Mengingat momentum tersebut, ada rasa kemanusiaan dan keadilan yang ingin dicapai pemerintahan pusat memerhatikan kondisi bidan desa PTT, yang sudah memiliki masa kerja hingga 10 tahun lamanya.
Menpan & RB 2014-2016 Yuddy Chrisnandi setujui pengangkatan tersebut. Atas dasar kemanusiaan, dan tupoksi bidan desa sebagai tenaga fungsional yang bekerja melaksanakan prioritas program nasional. Memberikan pelayanan kesehatan di desa-desa. Apalagi pelaksana program internasional, MDG’s. Yang saat ini berlanjut menjadi SDG’s menurunkan tingginya Angka Kematian Ibu dan Angka Kematian Bayi (AKI & AKB). Memerhatikan kondisi yang ada, keberadaan bidan desa PTT (Pusat) dinilai cukup strategis.
Dalam perkembangannya, Menpan & RB, terbitkan Permenpan & RB No. 8 Tahun 2016 tentang Penetapan Kebutuhan dan Pelaksanaan Seleksi Bagi Dokter, Dokter Gigi, Bidan Pegawai Tidak Tetap Kementrian Kesehatan, Guru, Garis Depan Kementrian Pendidikan dan Kebudayaan, dan Tenaga Harian Lepas Tenaga Bantu Penyuluh Pertanian Kementrian Pertanian Menjadi Calon Pegawai Negeri Sipil Di Lingkungan Pemerintahan Daerah Tahun 2016.

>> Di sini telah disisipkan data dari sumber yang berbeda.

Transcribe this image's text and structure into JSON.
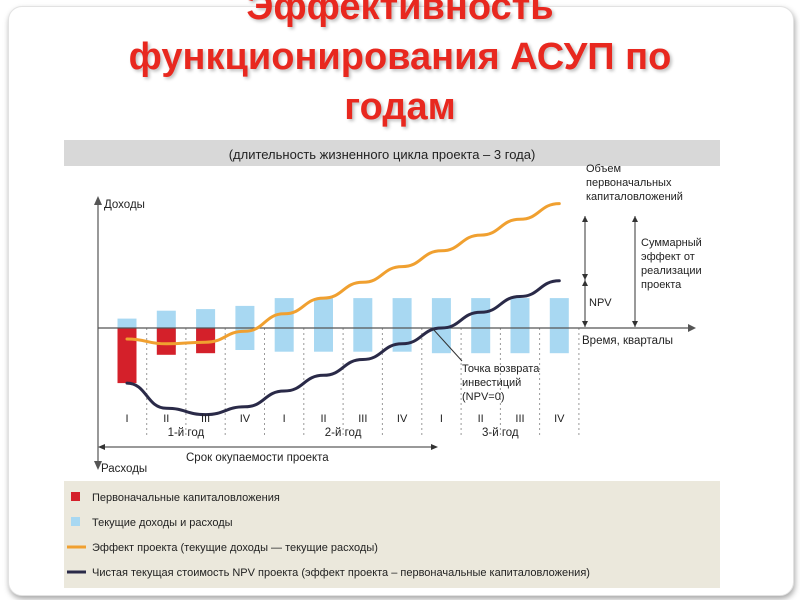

Lalu Surat Keputusan Bersama Menteri PAN & RB, Menteri Dalam Negeri, Menteri Kesehatan RI, Menteri Pendidikan & Kebudayaan, dan Kepala BKN bernomor HK.02.05/MENKES/360/2016, NOMOR SKB/01/MENPAN-RB/07/2016, NOMOR 1/VII/SKB/2016, NOMOR 800-5548 TAHUN 2016, NOMOR 110/SKEP/KA/VII/2016 tentang Pengadaan Aparatur Sipil Negara Di Lingkungan Pemerintahan Daerah dari Pegawai Tidak Tetap Kementrian Kesehatan.

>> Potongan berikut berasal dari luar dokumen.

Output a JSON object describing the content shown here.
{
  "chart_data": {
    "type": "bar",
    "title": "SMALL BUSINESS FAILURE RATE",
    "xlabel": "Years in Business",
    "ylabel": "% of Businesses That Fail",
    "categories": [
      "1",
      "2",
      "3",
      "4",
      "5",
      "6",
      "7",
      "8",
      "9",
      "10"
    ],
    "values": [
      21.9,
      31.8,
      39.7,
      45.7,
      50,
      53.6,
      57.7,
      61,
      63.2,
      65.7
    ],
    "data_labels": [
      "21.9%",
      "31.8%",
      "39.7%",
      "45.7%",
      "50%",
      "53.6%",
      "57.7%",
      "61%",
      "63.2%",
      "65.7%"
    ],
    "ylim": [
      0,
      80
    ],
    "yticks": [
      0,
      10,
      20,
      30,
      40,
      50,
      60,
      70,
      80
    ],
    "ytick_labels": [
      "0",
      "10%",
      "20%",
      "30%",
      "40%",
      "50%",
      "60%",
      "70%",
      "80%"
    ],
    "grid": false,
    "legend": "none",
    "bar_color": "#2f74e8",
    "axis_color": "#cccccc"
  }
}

Peristiwa dan aturan tersebut perlu diungkap kembali. Sebagai pengingat kita. Bahwa telah terdapat kebijakan yang justru berbarengan dengan agenda pemerintahan pusat di semua daerah, yang diketahui oleh Menteri Dalam Negeri.
Kegigihan Komisi IX serta Komisi II DPR RI yang cukup lantang turut berbicara dari berbagai RDPU dan kesempatan memastikan kondisi tenaga kesehatan dan pendidik agar memiliki hak kepastian kerja sebagai pegawai tetap negara CPNS. Banyak bidan desa PTT (Pusat) menjadi bagian dari perjalanan proses audiensi di Senayan. Bahkan, ketika Pramono Anung menduduki jabatannya sebagai Wakil Ketua DPR RI. Yang kini menjadi Menseskab RI kabinet Kerja Jokowi-JK. Ataupun Ketua MPR RI Sidarto Danusubroto, yang saat ini juga masih aktif menjabat sebagai Anggota Dewan Pertimbangan Presiden.

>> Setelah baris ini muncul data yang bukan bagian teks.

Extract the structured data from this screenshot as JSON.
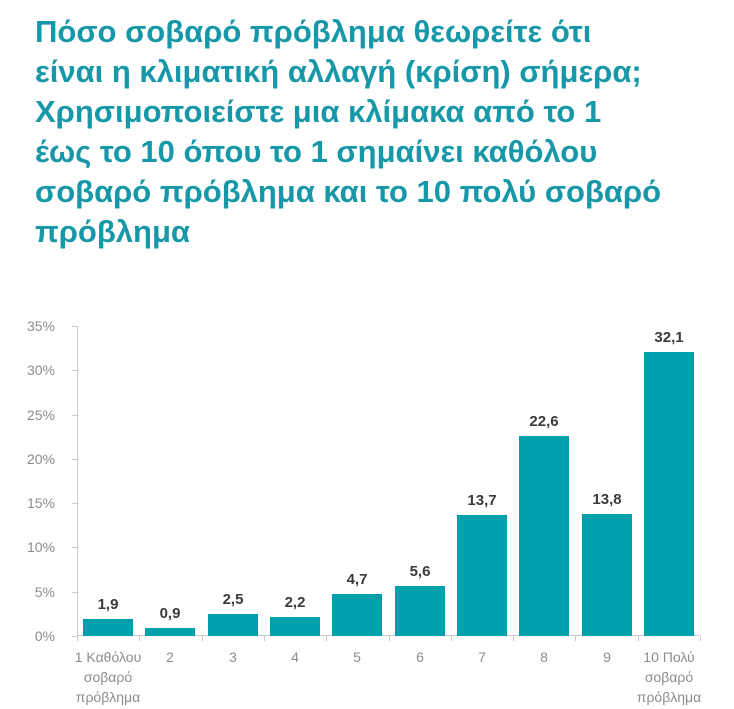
{
  "title": {
    "text": "Πόσο σοβαρό πρόβλημα θεωρείτε ότι είναι η κλιματική αλλαγή (κρίση) σήμερα; Χρησιμοποιείστε μια κλίμακα από το 1 έως το 10 όπου το 1 σημαίνει καθόλου σοβαρό πρόβλημα και το 10 πολύ σοβαρό πρόβλημα",
    "lines": [
      "Πόσο σοβαρό πρόβλημα θεωρείτε ότι",
      "είναι η κλιματική αλλαγή (κρίση) σήμερα;",
      "Χρησιμοποιείστε μια κλίμακα από το 1",
      "έως το 10 όπου το 1 σημαίνει καθόλου",
      "σοβαρό πρόβλημα και το 10 πολύ σοβαρό",
      "πρόβλημα"
    ],
    "color": "#1798A8"
  },
  "chart_data": {
    "type": "bar",
    "categories": [
      "1 Καθόλου σοβαρό πρόβλημα",
      "2",
      "3",
      "4",
      "5",
      "6",
      "7",
      "8",
      "9",
      "10 Πολύ σοβαρό πρόβλημα"
    ],
    "category_lines": [
      [
        "1 Καθόλου",
        "σοβαρό",
        "πρόβλημα"
      ],
      [
        "2"
      ],
      [
        "3"
      ],
      [
        "4"
      ],
      [
        "5"
      ],
      [
        "6"
      ],
      [
        "7"
      ],
      [
        "8"
      ],
      [
        "9"
      ],
      [
        "10 Πολύ",
        "σοβαρό",
        "πρόβλημα"
      ]
    ],
    "values": [
      1.9,
      0.9,
      2.5,
      2.2,
      4.7,
      5.6,
      13.7,
      22.6,
      13.8,
      32.1
    ],
    "value_labels": [
      "1,9",
      "0,9",
      "2,5",
      "2,2",
      "4,7",
      "5,6",
      "13,7",
      "22,6",
      "13,8",
      "32,1"
    ],
    "title": "Πόσο σοβαρό πρόβλημα θεωρείτε ότι είναι η κλιματική αλλαγή (κρίση) σήμερα; Χρησιμοποιείστε μια κλίμακα από το 1 έως το 10 όπου το 1 σημαίνει καθόλου σοβαρό πρόβλημα και το 10 πολύ σοβαρό πρόβλημα",
    "xlabel": "",
    "ylabel": "",
    "ylim": [
      0,
      35
    ],
    "ytick_step": 5,
    "ytick_labels": [
      "0%",
      "5%",
      "10%",
      "15%",
      "20%",
      "25%",
      "30%",
      "35%"
    ],
    "grid": false,
    "legend": null,
    "bar_color": "#00A1AD",
    "value_label_color": "#3A3A3A",
    "axis_label_color": "#8C8C8C",
    "axis_line_color": "#C9C9C9"
  }
}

Tidak ada yang tidak bersepakat. Dari pejabat DPR RI hingga DPRD di tingkat provinsi hingga kabupaten/kota untuk agenda kepastian kerja terhadap masalah tersebut.
Yang lebih menunjukkan kejelasan lagi, tentang tenaga pegawai tidak tetap sektor kesehatan serta sektor pertanian tersebut, adalah pemilik SK Kementrian Pusat. Selama ini dibiayai oleh APBN. Dapat dibuktikan data basenya by name by addres. Telah mengabdi, mempunyai masa kerja sepanjang tahun berjalan ini. Hal yang berbeda dari ketiga sektor tersebut, adalah sektor pendidikan. Di mana pengangkatan CPNS yang termuat dalam Permenpan & RB No. 8 Tahun 2016, merupakan tenaga kerja pendidik GGD, betul-betul fresh graduate. Alias sama sekali baru dan belum memiliki masa kerja.
Maka atas kondisi tersebut terdapat proses rekruitmen yang berlaku khusus. Terhadap sektor kesehatan dan pertanian. Apalagi ketiga sektor tersebut adalah menjadi bagian mendasar pembangunan nasional di Indonesia selama ini.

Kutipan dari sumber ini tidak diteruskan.